According to your post entitled Securitization in Basel II, "if an asset is securitized through a so-called "true sale", the securitized exposure is recast from a single risk-weighted exposure into a set of "blended" risk weights that reflects the sub-divided risks that accompany its tranches". But, isn't it that if the securitized assets have been qualified as a "true sale", they in effect have been removed from the company's balance sheet? Why then we still need to allocate capital charge for those?

Thanks.
 

David Harper CFA FRM

David Harper CFA FRM
Subscriber
Hi Chinquee,

Yes, you are correct. I don't like my own wording. What I meant is, the securitization tends to tranche the exposure so that some may be transferred (and excluded from a charge) and some may be retained. Each retained tranche is treated separately.

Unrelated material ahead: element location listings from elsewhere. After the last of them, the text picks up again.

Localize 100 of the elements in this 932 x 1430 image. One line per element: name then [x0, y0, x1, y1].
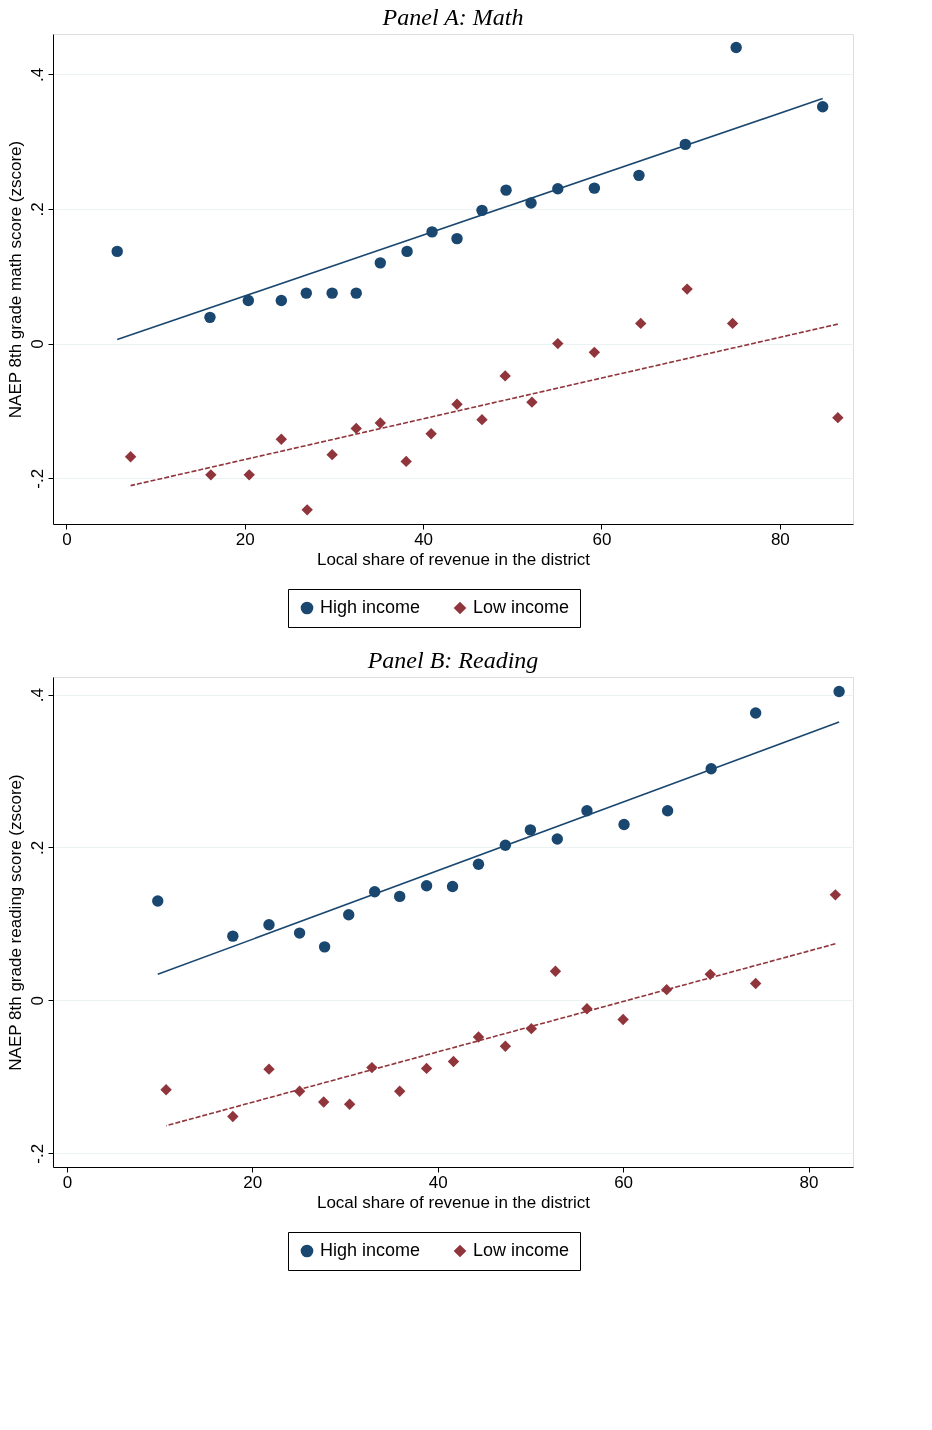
point: [293, 927, 306, 939]
point: [447, 1055, 460, 1068]
x-tick-label: 80: [770, 529, 790, 549]
y-axis-title: NAEP 8th grade reading score (zscore): [5, 774, 25, 1071]
x-tick-label: 40: [414, 529, 434, 549]
point: [160, 1084, 172, 1096]
point: [499, 370, 511, 382]
point: [374, 417, 387, 429]
x-tick-label: 60: [592, 529, 612, 549]
x-tick-label: 60: [614, 1172, 634, 1192]
point: [525, 1022, 538, 1035]
y-tick-label: .4: [27, 687, 47, 703]
point: [350, 422, 362, 435]
chart-title: Panel A: Math: [381, 4, 524, 30]
point: [660, 983, 673, 996]
point: [551, 833, 563, 845]
point: [426, 226, 438, 238]
point: [704, 968, 716, 981]
point: [263, 1063, 275, 1075]
point: [326, 448, 338, 461]
point: [350, 287, 362, 299]
x-tick-label: 40: [428, 1172, 448, 1192]
point: [343, 1098, 356, 1111]
point: [242, 294, 255, 307]
point: [205, 469, 217, 481]
x-axis-title: Local share of revenue in the district: [316, 549, 591, 569]
legend-label: High income: [320, 1240, 421, 1260]
point: [499, 1040, 512, 1052]
point: [588, 182, 601, 194]
point: [472, 858, 485, 870]
point: [500, 184, 512, 196]
point: [368, 886, 381, 898]
point: [451, 232, 463, 245]
y-tick-label: .2: [27, 202, 47, 217]
x-axis-title: Local share of revenue in the district: [316, 1192, 591, 1212]
point: [326, 287, 338, 299]
y-tick-label: 0: [27, 339, 47, 349]
point: [420, 1062, 433, 1075]
point: [581, 1003, 593, 1015]
y-tick-label: -.2: [27, 1143, 47, 1164]
point: [275, 294, 288, 307]
point: [552, 183, 564, 195]
point: [420, 880, 433, 892]
point: [749, 707, 762, 719]
point: [300, 287, 312, 299]
point: [343, 909, 355, 921]
point: [318, 941, 331, 953]
point: [204, 311, 216, 324]
point: [394, 890, 406, 903]
point: [617, 1013, 629, 1026]
y-tick-label: 0: [27, 996, 47, 1006]
point: [446, 880, 459, 893]
legend-label: Low income: [473, 597, 570, 617]
point: [552, 337, 564, 350]
x-tick-label: 20: [235, 529, 255, 549]
point: [581, 805, 593, 817]
point: [263, 918, 275, 931]
point: [476, 413, 488, 426]
point: [425, 428, 437, 440]
point: [293, 1085, 306, 1098]
point: [401, 245, 413, 258]
point: [124, 450, 137, 463]
point: [317, 1096, 330, 1108]
point: [476, 204, 488, 217]
point: [275, 433, 288, 445]
point: [588, 346, 601, 359]
point: [730, 41, 742, 54]
point: [618, 818, 630, 831]
point: [705, 763, 717, 775]
point: [227, 1110, 239, 1123]
point: [829, 889, 842, 901]
point: [301, 504, 313, 516]
point: [726, 317, 739, 330]
point: [400, 455, 412, 468]
chart-title: Panel B: Reading: [366, 647, 539, 673]
point: [152, 895, 164, 907]
point: [832, 411, 844, 424]
y-tick-label: .4: [27, 67, 47, 82]
y-axis-title: NAEP 8th grade math score (zscore): [5, 140, 25, 419]
legend-label: Low income: [473, 1240, 570, 1260]
point: [366, 1061, 378, 1074]
point: [549, 965, 562, 978]
point: [633, 169, 645, 182]
legend-label: High income: [320, 597, 421, 617]
point: [111, 245, 123, 258]
x-tick-label: 0: [62, 1172, 73, 1192]
point: [661, 805, 674, 817]
point: [526, 396, 538, 408]
point: [635, 317, 647, 330]
y-tick-label: .2: [27, 840, 47, 856]
point: [749, 977, 762, 990]
point: [499, 839, 512, 851]
point: [243, 469, 255, 481]
point: [524, 824, 537, 836]
point: [679, 138, 692, 151]
point: [525, 197, 537, 209]
x-tick-label: 80: [799, 1172, 819, 1192]
point: [681, 283, 693, 295]
x-tick-label: 20: [243, 1172, 263, 1192]
point: [374, 257, 387, 269]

Para 554 of Basel II says "An originating bank may exclude securitised exposures from the calculation of risk-weighted assets only if all of the following conditions have been met [e.g., did they transfer risk? did they relinquish control]. Banks meeting these conditions must still hold regulatory capital against any securitisation exposures they retain." So you are correct, exposures that are transferred in true-sale fashion are EXCLUDED but often tranches will be retained, and the retained tranches are assigned risk-weights. In this way, a $10 million exposure can be mostly excluded via securitization and only the retained tranches (exposures) will be charged with capital. (Annex 5 of Basel II has a good example).